Une cour d’appel fédérale s’est prononcée mardi contre l’administration Trump, affirmant qu’elle ne pouvait pas détenir indéfiniment la plupart des immigrants sans leur donner accès à des audiences de cautionnement.
Le décision unanime La décision de la Cour d’appel du deuxième circuit des États-Unis marque la première défaite en appel du passage du président Donald Trump à la détention obligatoire. D’autres cours d’appel se sont rangées du côté de l’administration, ouvrant ainsi la voie à une potentielle bataille devant la Cour suprême sur cette politique.
L’enjeu est un Mémo de juillet de l’Immigration and Customs Enforcement déclarant que tout immigrant entré dans le pays sans inspection doit être détenu en vertu de la loi. La loi avait été interprétée pendant près de trois décennies comme n’exigeant que la détention sans caution des immigrants appréhendés à la frontière. Ce changement a conduit à la détention d’immigrants qui vivent aux États-Unis depuis des décennies et n’ont pas de casier judiciaire.
La nouvelle interprétation de la loi « provoquerait un choc sismique dans notre système de détention des migrants et dans notre société, mettant à rude épreuve nos infrastructures de détention déjà surpeuplées, incarcérant des millions de personnes, séparant des familles et perturbant les communautés », a écrit le juge Joseph Bianco, nommé par Trump, pour le panel de trois juges.

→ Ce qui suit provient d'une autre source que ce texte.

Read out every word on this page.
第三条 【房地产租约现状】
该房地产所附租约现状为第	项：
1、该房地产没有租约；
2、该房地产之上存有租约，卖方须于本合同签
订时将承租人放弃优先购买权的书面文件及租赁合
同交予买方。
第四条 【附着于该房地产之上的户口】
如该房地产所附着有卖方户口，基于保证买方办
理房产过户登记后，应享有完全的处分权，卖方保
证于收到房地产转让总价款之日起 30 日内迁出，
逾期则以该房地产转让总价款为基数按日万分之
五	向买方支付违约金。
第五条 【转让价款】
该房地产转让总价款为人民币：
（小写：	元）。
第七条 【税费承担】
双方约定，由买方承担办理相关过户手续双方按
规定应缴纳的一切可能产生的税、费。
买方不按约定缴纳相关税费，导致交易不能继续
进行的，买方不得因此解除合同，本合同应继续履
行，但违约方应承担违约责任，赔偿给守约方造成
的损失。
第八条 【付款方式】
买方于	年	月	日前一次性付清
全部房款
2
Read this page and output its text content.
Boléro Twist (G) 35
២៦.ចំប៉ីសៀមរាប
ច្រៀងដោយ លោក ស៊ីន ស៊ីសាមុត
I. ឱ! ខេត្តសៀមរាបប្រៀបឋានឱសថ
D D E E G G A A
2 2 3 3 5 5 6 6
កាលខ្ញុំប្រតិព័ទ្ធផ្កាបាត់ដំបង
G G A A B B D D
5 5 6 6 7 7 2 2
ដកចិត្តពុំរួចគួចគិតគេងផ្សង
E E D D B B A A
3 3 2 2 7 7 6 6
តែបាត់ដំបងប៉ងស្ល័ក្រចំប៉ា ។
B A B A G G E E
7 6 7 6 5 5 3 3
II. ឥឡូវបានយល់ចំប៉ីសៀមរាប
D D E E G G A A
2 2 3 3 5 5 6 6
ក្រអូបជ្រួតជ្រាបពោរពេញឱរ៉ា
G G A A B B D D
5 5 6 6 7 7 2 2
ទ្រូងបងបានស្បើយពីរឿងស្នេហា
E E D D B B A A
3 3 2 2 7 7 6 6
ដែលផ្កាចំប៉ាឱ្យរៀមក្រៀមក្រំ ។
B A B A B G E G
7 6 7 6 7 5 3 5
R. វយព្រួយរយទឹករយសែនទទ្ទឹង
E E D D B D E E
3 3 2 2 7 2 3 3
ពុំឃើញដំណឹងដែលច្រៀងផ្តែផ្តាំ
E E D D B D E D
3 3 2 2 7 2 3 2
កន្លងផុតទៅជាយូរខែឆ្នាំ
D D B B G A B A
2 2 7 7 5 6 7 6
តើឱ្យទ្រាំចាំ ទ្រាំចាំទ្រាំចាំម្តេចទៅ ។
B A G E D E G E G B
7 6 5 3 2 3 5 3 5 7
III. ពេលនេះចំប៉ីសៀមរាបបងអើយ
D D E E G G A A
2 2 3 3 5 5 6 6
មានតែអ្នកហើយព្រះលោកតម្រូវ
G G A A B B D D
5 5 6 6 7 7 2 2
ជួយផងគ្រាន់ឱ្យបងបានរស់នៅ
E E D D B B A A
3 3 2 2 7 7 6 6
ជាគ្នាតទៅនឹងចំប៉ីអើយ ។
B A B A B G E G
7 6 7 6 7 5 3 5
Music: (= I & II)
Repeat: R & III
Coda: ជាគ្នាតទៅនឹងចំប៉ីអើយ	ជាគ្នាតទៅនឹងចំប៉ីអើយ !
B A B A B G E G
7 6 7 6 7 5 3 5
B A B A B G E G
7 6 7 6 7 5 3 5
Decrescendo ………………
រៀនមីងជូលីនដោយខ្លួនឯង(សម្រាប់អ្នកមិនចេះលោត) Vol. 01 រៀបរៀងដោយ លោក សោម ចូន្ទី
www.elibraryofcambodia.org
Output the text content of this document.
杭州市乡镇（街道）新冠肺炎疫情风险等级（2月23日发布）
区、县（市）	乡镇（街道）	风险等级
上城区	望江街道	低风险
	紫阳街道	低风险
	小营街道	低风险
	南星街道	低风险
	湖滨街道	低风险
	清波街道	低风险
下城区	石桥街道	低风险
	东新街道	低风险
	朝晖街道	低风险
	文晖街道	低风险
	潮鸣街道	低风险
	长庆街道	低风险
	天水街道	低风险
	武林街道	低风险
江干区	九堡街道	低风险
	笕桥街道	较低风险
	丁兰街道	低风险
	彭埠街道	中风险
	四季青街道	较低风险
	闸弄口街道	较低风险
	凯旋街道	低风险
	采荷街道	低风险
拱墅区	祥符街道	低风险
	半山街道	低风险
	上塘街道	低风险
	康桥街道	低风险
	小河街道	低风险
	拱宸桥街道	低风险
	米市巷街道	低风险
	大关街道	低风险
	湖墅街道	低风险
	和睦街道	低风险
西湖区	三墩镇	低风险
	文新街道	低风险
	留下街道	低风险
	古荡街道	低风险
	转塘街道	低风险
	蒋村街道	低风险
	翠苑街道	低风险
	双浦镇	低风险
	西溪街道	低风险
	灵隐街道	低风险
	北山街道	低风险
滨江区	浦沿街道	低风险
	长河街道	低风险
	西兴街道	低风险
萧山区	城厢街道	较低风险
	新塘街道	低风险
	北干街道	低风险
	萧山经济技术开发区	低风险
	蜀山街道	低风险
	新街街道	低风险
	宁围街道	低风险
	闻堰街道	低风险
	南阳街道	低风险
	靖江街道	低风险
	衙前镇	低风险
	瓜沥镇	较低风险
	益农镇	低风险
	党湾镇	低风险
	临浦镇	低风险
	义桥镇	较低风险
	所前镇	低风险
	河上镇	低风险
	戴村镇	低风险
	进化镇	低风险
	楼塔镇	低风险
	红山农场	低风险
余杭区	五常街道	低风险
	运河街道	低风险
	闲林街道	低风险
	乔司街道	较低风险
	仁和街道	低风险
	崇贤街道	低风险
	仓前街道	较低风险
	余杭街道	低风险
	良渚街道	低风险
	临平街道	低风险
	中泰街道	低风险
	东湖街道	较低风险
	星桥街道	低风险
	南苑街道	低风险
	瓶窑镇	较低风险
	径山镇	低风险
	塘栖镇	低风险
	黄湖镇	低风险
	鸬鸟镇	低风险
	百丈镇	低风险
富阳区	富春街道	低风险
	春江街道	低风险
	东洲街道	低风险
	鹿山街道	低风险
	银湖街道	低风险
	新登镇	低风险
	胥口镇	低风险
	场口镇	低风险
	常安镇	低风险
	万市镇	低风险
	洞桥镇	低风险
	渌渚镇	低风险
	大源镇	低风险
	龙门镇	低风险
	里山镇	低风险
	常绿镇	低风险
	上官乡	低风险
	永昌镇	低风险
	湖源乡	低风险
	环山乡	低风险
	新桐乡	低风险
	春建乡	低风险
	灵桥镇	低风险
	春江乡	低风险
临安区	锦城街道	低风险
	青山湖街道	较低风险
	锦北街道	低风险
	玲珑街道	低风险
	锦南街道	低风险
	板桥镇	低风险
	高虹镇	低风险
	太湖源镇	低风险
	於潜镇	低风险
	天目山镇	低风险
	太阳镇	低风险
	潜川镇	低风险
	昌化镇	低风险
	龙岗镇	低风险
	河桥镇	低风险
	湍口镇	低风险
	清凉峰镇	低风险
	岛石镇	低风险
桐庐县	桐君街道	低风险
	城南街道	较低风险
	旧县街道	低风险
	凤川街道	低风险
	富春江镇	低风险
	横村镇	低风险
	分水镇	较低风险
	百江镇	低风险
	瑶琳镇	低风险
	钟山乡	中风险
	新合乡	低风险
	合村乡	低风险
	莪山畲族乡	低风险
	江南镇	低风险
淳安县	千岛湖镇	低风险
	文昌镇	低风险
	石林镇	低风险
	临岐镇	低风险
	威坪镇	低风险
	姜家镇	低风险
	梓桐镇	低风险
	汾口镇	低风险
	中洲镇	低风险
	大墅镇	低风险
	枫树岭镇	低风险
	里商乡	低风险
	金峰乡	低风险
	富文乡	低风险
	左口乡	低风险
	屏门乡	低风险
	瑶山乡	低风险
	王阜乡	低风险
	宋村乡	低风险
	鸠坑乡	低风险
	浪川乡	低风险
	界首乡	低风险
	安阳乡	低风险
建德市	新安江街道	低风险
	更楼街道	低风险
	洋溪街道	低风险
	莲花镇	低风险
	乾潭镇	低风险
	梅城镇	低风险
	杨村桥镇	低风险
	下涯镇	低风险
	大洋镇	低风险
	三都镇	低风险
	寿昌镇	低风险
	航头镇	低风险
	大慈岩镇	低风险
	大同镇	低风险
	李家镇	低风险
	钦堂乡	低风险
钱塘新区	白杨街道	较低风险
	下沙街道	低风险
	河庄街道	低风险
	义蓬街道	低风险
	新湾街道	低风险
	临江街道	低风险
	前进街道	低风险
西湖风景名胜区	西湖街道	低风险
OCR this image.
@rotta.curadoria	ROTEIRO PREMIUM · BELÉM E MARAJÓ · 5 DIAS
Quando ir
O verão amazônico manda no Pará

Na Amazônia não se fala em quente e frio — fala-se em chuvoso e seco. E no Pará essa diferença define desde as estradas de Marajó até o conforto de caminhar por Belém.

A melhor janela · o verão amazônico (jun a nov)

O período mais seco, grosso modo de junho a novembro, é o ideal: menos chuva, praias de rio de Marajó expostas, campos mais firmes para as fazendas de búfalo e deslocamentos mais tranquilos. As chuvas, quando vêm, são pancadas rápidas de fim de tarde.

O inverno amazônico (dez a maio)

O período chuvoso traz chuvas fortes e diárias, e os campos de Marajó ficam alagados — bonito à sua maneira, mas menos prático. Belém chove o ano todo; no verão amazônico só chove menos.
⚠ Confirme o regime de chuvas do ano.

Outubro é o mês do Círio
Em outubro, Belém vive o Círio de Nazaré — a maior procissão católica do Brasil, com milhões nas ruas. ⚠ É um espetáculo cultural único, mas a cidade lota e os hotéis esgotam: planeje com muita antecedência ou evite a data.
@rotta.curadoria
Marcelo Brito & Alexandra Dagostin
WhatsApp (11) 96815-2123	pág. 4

« Si le Congrès avait voulu réaliser une rupture aussi radicale avec le passé, il ne l’aurait pas fait de manière aussi indirecte et ambiguë », a poursuivi Bianco.
Les juges José Cabranes, nommés par Clinton, et Allison Nathan, nommés par Biden, ont rendu la décision.
Un porte-parole du Département de la Sécurité intérieure a déclaré que les décisions de la Cour fédérale contre cette politique provenaient de militants judiciaires.
« Le président Trump et le secrétaire Mullin appliquent désormais cette loi telle qu’elle a été rédigée pour assurer la sécurité de l’Amérique », a déclaré le porte-parole.
Ces derniers mois, deux circuits d’appel divisés ont permis à l’administration Trump de remporter des victoires en la matière.
« Contrairement aux administrations précédentes, l’administration actuelle a choisi d’exercer une plus grande partie de son autorité en traitant les candidats à l’admission selon les dispositions conçues pour s’appliquer à eux », a écrit la juge Edith Jones, nommée par Reagan, pour une majorité de 2 contre 1 sur les votes. Cour d’appel du cinquième circuit en février.
Bianco a reconnu la séparation des autres circuits dans l’avis.
« Aujourd’hui, même si nous nous séparons de deux autres circuits qui ont abordé cette question, nous nous joignons à l’écrasante majorité des juges fédéraux de tout le pays pour l’examiner et conclure que l’interprétation nouvelle des lois sur l’immigration par le gouvernement défie leur texte clair », a-t-il écrit.
Cet article a été mis à jour pour inclure un commentaire du Département de la Sécurité intérieure.